The Collegiate church of Saint Ursus (Collegiata di Sant'Orso, Collégiale de Saint-Ours) is a collegiate church in Aosta, northern Italy, dedicated to Saint Ursus of Aosta.

The original church had a single hall, delimited by a semicircular apse. It was entirely rebuilt during the 9th century, during the Carolingian age. Later, bishop Anselm of Aosta further renovated the church, introducing a basilica plan with three naves with wooden trusses. These were replaced by Gothic cross vaults in the 15th century.

==Description==
The church has a nave and two aisles divided by quadrangular pillars.

The vault was rebuilt in the 15th century.
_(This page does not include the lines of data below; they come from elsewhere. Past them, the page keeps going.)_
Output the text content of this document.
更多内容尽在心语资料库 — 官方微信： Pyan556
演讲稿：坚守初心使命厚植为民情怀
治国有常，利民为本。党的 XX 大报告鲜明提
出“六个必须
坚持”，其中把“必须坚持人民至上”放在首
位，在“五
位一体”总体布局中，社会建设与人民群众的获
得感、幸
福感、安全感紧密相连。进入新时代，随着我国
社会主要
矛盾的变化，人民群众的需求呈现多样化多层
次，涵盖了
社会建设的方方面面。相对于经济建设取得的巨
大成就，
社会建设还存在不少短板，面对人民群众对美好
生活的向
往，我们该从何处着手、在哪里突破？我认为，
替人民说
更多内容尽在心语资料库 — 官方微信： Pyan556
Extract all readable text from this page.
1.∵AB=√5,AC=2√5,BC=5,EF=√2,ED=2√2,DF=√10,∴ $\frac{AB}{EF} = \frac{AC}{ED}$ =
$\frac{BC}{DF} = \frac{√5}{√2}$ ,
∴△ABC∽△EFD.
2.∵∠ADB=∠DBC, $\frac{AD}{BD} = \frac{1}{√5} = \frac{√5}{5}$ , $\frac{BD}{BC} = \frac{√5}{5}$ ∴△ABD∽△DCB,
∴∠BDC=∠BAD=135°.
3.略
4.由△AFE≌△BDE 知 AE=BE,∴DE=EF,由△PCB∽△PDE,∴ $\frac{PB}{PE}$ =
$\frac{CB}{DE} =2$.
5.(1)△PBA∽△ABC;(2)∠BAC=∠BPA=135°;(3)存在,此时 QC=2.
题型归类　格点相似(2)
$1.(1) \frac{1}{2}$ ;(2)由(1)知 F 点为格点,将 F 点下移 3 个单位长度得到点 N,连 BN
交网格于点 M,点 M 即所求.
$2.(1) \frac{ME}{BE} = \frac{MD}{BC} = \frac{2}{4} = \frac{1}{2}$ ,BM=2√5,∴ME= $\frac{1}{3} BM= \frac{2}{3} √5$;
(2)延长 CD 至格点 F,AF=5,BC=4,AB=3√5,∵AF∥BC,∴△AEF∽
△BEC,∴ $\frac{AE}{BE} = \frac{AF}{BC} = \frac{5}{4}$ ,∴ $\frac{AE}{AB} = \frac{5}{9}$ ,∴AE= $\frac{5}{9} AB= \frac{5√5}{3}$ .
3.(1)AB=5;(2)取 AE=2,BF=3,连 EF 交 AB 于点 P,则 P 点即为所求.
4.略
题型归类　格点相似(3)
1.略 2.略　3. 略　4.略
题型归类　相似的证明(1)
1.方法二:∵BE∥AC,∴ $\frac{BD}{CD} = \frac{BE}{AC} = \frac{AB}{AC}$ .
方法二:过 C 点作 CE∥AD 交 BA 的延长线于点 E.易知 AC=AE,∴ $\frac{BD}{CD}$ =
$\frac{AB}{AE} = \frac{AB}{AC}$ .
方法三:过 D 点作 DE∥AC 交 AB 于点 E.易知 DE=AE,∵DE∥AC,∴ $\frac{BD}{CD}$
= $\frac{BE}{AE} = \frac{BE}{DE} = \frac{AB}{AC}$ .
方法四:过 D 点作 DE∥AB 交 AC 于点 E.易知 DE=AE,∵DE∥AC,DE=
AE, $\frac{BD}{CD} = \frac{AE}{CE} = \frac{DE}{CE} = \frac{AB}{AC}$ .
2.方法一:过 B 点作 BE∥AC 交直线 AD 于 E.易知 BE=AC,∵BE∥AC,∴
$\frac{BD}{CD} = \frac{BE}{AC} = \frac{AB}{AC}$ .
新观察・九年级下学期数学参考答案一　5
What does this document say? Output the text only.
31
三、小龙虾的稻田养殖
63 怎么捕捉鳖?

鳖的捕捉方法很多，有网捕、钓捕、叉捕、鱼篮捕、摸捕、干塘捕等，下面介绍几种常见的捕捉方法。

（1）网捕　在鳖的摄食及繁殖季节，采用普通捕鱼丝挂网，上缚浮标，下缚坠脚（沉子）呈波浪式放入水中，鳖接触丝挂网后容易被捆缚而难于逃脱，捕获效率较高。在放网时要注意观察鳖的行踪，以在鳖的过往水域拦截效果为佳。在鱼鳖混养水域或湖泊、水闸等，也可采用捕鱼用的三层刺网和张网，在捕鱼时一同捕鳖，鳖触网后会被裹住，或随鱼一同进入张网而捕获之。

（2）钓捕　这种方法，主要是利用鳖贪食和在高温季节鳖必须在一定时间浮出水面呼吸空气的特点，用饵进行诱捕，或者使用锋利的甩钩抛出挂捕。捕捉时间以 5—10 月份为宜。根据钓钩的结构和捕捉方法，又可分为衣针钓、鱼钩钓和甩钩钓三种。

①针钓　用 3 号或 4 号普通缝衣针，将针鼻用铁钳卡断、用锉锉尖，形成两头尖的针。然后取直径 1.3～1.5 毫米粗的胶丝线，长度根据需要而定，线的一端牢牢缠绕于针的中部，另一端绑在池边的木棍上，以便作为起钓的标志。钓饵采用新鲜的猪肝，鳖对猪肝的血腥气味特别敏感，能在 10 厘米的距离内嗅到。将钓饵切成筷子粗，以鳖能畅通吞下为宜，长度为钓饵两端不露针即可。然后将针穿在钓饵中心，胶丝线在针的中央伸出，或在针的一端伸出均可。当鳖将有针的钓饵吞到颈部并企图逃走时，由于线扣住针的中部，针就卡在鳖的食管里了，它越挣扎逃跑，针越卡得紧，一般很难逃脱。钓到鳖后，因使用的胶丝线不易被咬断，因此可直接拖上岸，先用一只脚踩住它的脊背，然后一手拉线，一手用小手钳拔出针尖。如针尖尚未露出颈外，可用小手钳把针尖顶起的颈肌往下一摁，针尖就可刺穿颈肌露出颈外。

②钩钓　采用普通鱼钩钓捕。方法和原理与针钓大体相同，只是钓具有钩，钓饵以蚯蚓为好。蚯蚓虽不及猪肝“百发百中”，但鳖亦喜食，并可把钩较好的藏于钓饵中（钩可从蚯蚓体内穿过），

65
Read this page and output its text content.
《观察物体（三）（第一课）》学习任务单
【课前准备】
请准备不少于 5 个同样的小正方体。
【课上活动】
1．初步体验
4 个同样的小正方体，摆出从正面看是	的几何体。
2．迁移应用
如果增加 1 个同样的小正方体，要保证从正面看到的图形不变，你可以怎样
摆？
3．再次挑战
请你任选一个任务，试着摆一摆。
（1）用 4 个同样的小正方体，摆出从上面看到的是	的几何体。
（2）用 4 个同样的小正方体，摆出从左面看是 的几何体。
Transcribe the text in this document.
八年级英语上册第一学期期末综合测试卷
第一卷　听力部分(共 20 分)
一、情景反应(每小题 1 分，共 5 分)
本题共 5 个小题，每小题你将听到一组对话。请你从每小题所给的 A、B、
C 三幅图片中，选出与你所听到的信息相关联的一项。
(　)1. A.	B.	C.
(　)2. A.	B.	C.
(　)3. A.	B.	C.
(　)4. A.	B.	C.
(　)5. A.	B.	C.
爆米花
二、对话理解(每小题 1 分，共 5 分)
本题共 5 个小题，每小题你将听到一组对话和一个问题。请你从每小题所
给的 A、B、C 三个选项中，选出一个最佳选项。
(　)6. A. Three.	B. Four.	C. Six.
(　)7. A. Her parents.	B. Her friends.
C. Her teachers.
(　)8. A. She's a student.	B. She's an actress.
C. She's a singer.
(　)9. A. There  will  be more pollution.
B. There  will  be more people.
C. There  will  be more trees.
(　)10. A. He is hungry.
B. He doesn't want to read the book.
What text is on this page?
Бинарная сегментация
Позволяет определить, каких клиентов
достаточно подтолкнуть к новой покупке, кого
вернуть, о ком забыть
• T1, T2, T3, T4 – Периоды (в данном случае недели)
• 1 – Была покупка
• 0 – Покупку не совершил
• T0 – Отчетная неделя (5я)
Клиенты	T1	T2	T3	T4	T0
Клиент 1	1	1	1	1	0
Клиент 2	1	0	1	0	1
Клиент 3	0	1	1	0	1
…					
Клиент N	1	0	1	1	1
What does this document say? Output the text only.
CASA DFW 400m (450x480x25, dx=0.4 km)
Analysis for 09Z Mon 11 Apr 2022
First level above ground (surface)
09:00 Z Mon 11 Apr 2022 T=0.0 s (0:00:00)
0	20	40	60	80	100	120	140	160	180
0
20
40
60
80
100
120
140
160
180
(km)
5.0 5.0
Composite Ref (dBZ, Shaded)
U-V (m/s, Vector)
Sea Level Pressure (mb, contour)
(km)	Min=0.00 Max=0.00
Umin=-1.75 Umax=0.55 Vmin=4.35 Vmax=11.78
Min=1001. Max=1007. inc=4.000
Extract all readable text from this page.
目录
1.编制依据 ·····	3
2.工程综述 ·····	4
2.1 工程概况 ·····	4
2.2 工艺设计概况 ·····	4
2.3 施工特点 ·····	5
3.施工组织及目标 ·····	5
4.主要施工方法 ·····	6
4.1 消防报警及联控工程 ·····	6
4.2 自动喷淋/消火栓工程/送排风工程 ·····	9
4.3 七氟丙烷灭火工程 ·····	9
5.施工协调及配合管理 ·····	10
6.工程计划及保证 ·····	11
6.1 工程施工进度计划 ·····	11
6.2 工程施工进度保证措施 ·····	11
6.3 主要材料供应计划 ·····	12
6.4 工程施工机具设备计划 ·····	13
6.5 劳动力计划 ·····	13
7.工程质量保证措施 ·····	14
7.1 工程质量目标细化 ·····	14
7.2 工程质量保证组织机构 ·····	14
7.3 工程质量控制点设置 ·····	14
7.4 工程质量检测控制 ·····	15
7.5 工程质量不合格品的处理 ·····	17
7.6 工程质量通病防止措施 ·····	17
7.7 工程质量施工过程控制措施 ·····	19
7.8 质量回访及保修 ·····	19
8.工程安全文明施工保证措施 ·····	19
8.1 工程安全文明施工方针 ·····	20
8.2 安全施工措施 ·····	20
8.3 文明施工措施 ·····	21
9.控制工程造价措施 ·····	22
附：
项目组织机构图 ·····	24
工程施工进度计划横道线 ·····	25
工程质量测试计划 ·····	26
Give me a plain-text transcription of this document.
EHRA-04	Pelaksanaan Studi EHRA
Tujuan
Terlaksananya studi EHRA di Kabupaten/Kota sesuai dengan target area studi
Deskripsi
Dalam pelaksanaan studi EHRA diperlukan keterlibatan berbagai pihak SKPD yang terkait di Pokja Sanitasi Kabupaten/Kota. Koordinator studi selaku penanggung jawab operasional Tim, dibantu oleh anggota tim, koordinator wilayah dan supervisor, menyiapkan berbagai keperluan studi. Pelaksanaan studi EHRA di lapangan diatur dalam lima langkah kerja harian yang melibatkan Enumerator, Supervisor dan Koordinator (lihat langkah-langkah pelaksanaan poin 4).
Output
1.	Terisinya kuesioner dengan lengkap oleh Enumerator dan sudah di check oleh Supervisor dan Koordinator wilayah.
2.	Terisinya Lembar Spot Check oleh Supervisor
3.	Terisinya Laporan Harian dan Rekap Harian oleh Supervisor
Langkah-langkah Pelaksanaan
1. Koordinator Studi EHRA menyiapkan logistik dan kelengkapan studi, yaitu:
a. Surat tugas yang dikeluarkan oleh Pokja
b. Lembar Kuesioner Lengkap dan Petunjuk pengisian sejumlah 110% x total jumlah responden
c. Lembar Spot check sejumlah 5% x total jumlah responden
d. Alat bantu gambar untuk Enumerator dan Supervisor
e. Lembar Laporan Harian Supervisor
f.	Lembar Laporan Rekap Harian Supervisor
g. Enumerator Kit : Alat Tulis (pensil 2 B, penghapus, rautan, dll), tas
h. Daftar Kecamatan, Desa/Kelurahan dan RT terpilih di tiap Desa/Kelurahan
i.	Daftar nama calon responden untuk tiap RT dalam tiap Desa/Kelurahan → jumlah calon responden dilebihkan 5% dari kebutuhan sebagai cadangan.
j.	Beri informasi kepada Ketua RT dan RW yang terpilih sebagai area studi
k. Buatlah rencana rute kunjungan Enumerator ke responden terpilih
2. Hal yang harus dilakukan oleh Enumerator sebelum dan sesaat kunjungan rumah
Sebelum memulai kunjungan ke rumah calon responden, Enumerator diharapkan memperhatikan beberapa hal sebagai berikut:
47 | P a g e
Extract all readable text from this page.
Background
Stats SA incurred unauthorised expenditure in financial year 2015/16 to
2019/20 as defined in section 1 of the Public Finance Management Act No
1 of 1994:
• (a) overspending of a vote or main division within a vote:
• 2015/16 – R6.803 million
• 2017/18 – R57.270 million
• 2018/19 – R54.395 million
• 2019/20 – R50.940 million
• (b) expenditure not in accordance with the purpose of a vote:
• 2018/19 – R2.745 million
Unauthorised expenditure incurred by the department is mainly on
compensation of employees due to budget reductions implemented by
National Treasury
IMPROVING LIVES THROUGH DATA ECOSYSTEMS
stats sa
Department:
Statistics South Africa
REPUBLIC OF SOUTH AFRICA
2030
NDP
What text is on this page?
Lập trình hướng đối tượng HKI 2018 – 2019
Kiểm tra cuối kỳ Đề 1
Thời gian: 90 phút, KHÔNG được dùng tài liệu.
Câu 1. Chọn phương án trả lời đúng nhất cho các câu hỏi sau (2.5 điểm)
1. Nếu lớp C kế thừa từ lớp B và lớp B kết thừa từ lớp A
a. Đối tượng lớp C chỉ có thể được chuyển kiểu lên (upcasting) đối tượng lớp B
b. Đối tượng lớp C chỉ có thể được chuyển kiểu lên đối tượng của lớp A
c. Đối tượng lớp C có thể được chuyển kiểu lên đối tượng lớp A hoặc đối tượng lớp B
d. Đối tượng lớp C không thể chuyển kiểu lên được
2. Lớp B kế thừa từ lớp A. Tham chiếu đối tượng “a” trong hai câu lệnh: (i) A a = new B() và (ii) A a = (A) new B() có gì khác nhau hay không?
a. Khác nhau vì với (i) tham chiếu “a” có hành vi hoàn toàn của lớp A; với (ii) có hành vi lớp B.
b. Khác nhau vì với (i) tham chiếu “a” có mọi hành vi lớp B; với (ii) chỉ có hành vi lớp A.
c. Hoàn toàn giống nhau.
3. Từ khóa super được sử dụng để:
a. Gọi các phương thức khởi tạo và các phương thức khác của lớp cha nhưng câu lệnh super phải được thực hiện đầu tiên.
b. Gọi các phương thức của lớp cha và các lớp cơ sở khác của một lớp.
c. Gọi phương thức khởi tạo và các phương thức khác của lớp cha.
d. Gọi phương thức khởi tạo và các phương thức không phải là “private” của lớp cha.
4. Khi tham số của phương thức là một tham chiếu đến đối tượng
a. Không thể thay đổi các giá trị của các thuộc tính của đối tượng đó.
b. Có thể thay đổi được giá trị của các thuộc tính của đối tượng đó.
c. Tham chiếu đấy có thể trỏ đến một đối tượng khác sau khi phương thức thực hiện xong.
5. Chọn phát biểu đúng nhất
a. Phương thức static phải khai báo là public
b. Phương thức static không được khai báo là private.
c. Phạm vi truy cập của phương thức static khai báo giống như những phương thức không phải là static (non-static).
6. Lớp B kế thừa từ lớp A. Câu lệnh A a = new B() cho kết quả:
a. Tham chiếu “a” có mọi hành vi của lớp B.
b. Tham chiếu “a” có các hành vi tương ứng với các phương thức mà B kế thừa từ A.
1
Fragments of a Romanesque series of paintings are preserved in good condition in the space between the current vault and the original ceiling. These portray scenes from the New Testament as well as a martyrdom. Stylistically they resemble the bright colours and strongly marked outlines of some of the frescoes at the Galliano Basilica near Cantù.
In the right aisles is a chapel housing the altar of St. Sebastian, also with frescoes (15th century).

The cloister has historiated capitals depicting the life of Ursus. 37 of the 42 original capital remains: they were originally in white marble, though now they mostly appear in dark gray color after being washed with ash paint.

The quadrangular-plan bell tower, dating to 989, has kept some of the lower 15 m of the original medieval structure. The present structure, in Romanesque style, dates to the 12th century and has a total height of 44 m.

The church is home to numerous missals and reliquaries, including the relics of Ursus, which rest in the crypt. It also holds the relics of Saint Gratus of Aosta.